"What does he do?" she asked Mrs. Brindley.
Cyrilla's usually positive gray eyes looked vague. She smiled. "I never asked," said she. "I've known him nearly three years, and it never occurred to me to ask, or to wonder. Isn't that strange? Usually about the first inquiry we make is what a man does."
"I'll ask Stanley," said Mildred. And she did about an hour later, when they were in the surf together, with the other two out of earshot. Said Stanley:
"He's a lawyer, of course. Also, he's written a novel or two and a book of poems. I've never read them. Somehow, I never get around to reading."

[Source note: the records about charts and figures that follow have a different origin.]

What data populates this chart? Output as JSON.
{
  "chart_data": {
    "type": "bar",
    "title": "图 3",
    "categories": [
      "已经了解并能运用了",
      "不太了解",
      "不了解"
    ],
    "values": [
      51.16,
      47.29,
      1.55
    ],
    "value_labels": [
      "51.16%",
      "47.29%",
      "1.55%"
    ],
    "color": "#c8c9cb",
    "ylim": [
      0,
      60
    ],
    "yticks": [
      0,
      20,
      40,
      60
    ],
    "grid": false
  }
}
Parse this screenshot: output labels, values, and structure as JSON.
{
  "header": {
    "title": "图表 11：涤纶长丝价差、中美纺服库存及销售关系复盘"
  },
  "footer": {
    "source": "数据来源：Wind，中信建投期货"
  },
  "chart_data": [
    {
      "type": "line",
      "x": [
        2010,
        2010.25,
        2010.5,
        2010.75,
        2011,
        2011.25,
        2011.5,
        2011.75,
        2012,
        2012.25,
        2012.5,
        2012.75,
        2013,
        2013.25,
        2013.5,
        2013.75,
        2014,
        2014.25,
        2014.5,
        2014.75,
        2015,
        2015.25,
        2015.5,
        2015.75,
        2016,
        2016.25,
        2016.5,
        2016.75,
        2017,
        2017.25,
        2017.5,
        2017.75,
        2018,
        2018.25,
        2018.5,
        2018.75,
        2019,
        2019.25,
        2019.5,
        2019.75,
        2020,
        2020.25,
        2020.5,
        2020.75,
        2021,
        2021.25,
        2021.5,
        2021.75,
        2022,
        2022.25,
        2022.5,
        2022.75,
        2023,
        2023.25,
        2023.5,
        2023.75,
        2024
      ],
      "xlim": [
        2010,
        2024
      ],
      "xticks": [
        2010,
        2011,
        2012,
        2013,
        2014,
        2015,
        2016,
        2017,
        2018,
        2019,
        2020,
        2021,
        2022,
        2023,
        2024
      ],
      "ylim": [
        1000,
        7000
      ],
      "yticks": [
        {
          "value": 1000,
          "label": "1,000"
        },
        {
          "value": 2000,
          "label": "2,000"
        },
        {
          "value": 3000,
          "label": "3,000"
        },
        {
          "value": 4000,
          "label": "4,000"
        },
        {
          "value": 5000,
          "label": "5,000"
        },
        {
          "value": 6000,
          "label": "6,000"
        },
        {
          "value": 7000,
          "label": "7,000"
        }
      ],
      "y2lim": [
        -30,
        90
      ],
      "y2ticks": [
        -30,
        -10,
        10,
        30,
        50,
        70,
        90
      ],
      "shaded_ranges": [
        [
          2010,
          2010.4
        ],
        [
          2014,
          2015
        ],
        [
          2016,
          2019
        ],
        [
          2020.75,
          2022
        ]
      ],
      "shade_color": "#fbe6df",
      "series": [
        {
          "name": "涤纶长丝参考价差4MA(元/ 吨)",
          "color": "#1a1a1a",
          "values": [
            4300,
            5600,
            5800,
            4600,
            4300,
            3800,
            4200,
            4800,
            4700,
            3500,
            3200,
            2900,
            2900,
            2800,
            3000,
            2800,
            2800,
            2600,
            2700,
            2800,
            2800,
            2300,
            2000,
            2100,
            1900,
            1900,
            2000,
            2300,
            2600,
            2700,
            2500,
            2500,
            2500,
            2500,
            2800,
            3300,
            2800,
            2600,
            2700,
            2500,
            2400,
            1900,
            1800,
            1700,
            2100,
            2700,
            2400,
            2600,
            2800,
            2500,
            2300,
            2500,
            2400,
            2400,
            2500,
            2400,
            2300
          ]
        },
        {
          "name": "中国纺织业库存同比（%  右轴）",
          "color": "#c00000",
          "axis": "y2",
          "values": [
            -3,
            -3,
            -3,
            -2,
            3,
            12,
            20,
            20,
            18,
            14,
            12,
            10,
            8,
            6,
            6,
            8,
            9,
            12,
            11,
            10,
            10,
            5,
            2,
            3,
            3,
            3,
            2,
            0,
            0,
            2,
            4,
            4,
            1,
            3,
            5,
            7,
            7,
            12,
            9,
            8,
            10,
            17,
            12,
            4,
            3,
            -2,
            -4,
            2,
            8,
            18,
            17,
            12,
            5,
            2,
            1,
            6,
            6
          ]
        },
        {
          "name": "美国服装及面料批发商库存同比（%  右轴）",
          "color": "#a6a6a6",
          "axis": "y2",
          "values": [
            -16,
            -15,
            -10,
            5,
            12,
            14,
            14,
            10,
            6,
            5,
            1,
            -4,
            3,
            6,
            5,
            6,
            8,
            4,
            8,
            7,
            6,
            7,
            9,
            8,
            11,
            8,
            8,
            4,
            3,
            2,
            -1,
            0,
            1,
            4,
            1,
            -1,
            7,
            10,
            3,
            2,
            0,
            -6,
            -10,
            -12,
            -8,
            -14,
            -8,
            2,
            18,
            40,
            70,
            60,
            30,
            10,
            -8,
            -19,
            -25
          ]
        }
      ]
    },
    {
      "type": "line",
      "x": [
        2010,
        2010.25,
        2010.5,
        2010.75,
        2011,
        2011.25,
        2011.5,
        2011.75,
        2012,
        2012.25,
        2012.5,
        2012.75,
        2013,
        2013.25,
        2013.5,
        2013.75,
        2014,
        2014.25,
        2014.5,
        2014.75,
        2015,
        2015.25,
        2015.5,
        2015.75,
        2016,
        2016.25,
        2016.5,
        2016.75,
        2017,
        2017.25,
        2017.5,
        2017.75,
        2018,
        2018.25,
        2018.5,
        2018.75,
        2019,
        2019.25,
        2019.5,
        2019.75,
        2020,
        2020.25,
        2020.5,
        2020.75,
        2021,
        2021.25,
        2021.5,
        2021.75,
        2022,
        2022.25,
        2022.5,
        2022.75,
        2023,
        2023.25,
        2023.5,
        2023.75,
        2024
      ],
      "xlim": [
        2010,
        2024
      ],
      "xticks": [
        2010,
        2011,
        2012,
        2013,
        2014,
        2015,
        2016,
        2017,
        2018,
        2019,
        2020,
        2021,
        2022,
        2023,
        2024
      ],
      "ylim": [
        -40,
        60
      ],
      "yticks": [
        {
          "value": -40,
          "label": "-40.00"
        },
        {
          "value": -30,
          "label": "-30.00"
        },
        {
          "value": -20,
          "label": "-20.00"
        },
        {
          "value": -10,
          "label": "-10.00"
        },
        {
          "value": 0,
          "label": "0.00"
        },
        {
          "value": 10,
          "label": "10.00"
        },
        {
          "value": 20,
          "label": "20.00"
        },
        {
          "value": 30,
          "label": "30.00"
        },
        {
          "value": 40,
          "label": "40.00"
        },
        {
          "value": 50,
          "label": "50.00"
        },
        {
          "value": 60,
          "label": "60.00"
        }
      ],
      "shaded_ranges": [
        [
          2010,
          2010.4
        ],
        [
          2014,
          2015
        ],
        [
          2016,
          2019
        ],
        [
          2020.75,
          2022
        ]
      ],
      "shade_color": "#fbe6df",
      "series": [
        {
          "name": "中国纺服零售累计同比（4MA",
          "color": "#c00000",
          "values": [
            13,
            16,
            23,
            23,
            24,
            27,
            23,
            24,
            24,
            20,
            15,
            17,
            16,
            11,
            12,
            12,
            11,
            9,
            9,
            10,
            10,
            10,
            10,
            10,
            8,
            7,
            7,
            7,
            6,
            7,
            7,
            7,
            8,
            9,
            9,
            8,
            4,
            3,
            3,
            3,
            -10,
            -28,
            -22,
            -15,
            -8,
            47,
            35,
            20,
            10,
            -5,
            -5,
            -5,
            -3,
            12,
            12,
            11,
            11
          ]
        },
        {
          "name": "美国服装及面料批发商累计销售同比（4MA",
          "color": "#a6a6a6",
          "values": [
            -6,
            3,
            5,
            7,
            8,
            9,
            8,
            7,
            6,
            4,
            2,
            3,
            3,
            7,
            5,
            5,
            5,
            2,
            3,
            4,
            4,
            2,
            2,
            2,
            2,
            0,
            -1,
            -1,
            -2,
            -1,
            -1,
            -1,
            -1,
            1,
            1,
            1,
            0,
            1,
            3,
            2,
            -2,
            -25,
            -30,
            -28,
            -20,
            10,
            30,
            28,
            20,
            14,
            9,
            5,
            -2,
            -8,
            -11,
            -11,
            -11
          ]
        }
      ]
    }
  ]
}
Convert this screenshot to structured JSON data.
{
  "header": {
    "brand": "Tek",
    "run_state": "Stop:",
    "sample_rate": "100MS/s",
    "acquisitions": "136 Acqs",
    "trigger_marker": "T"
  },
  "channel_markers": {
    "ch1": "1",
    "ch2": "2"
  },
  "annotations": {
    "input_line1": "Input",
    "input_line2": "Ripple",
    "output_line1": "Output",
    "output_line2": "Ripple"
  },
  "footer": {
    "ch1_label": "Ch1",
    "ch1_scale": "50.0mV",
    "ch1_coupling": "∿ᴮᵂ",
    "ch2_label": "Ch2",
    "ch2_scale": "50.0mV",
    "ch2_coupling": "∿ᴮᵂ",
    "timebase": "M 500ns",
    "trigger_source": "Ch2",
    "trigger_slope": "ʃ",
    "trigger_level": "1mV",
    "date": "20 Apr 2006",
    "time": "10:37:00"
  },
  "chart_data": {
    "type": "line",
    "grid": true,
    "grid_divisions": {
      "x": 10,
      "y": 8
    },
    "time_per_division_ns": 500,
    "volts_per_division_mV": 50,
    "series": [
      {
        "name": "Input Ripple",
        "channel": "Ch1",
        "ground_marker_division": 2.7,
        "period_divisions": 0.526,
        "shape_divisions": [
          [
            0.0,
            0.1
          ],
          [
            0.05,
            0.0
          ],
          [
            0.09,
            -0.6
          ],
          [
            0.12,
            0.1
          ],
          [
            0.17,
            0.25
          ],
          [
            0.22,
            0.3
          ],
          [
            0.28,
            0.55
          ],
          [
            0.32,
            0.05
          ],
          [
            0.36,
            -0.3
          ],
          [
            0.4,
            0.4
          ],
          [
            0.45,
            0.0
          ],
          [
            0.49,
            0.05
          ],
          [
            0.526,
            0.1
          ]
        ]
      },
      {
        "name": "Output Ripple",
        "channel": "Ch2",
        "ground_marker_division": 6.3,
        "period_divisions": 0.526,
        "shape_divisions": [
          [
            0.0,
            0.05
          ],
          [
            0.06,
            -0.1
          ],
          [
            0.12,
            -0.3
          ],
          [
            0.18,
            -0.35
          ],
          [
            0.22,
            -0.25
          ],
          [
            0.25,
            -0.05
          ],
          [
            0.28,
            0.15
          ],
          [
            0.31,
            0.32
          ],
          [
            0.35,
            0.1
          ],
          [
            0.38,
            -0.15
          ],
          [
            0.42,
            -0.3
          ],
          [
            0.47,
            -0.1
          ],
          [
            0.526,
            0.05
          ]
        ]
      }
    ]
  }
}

"Oh, he's a lawyer? That's the way he makes his living."
"A queer kind of lawyer. He never goes to court, and his clients are almost all other lawyers. They go to him to get him to tell them what to do, and what not to do. He's got a big reputation among lawyers, Fred Norman tells me, but makes comparatively little, as he either can't or won't charge what he ought. I told him what Norman said, and he only smiled in that queer way he has. I said: 'You make twenty or thirty thousand a year. You ought to make ten times that.'"
"And what did he answer?" asked Mildred. "Nothing?"
"He said: 'I make all I want. If I took in more, I'd be bothered getting rid of it or investing it. I can always make all I'll want—unless I go crazy. And what could a crazy man do with money? It doesn't cost anything to live in a lunatic asylum.'"
Several items of interest to add to those she had collected. He could talk brilliantly, but he preferred silence. He could make himself attractive to women and to men, but he preferred to be detached. He could be a great lawyer, but he preferred the quiet of obscurity. He could be a rich man, but he preferred to be comparatively poor.
Said Mildred: "I suppose some woman—some disappointment in love—has killed ambition, and everything like that."